In 2019, Priore founded Y22 after years of being told she wasn’t old enough to do things such as running for a district 4 school board seat. Its goal is to help create more “intergenerational diversity” on nonprofit boards by both training those 25 and under to serve in those positions and the nonprofits themselves to be more accepting of young people’s leadership potential. She said that Queens Gambit has helped connect her with some of the folks she also works with through Y22.

Then came the 2020 presidential election that pitted Democrat Joe Biden against incumbent Republican President Donald Trump. Priore was a Biden supporter from the beginning but was disappointed that his team never seemed to make reaching younger voters a priority.

“The campaign just didn’t have effective engagement techniques,” she said. “Young people just weren’t excited. They were like, ‘Here we go again.’”

So in September 2020, she founded Youth Political Strategies to aid political candidates she believes in on both a local and national level connect with their youth constituents. Since then, Priore has advised the likes of state Rep. Ed Gainey’s successful Democratic mayoral primary campaign in Pittsburgh and Karen Carter Peterson’s failed effort to win a Louisiana congressional district, among others.

Priore is currently acting as a consultant on the campaign of Jerry Dickinson, a 34-year-old Regent Square resident and Pitt law professor trying to unseat Rep. Mike Doyle in Pennsylvania’s 18th district. The Trump era “ignited the youth energy into politics” and made under-25s such as Priore want to jump head first into this space, Dickinson said. As an educator and mentor to many young adults, he understands the value of their voices — and their votes.

“You look at the makeup of Democratic party politics: It’s an old boys’ club,” he said. “It’s breaking down … but you also have to realize and make room for the youth to play a role in the reconstruction of American politics. I think Pittsburgh could do a lot more to help that.”

Dickinson said that Priore has been helping his campaign create communication strategies that employ everything from social media to town halls specifically for younger voters to directly address him. He hopes this experience is benefiting her and her future ambitions as well. At this point, he’s a big believer in the value Priore provides and expects “more Ashleys coming down the pike” once they realize how much they have to contribute.

“It is an absolute privilege for a campaign to have someone with the energy and wisdom and the foresight of Ashley on the team,” he said. “We are very much looking forward to what is to come down the line for her as well.”

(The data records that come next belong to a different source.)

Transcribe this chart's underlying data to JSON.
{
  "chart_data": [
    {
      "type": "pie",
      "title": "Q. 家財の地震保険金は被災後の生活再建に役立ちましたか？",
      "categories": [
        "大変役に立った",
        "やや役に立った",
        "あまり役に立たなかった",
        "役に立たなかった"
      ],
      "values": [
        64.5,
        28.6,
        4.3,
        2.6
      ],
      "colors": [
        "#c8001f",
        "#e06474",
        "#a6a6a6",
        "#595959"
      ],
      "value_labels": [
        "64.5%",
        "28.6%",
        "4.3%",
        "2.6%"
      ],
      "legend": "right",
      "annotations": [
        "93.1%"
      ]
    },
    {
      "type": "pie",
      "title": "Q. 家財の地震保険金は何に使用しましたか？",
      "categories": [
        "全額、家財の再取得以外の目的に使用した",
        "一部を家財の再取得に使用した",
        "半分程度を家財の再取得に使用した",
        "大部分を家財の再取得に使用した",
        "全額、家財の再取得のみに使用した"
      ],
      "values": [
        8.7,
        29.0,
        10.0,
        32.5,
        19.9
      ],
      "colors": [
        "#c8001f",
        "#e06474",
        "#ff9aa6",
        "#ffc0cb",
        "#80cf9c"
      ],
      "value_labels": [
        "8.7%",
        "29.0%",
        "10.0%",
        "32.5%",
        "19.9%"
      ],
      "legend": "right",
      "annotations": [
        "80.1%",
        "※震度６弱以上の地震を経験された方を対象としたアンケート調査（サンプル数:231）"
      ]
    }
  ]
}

He believes that Pittsburgh has “the talent, knowledge and leadership skills among our youth to tackle” pressing issues such as racial injustice, poverty and climate change. That includes Priore, who among all her other work is trying to convince the Biden administration to establish a White House Youth Policy Council that would assist the executive branch in making sure the president’s “policies are reflective of young people.”

She genuinely thinks it will be hard for Biden to win another election “because young people are really, really upset at not being viewed as an equal in the fight.” She wants Biden and anyone out there who underestimates people her age to always remember how capable and politically potent she and her peers are and will continue to be.

“Young people are voters, and I think sometimes people forget that,” she said. “They remember things. It’s important to have strong engagement. … We’re here to be supportive and to help you, but we also want dialogue and a conversation.”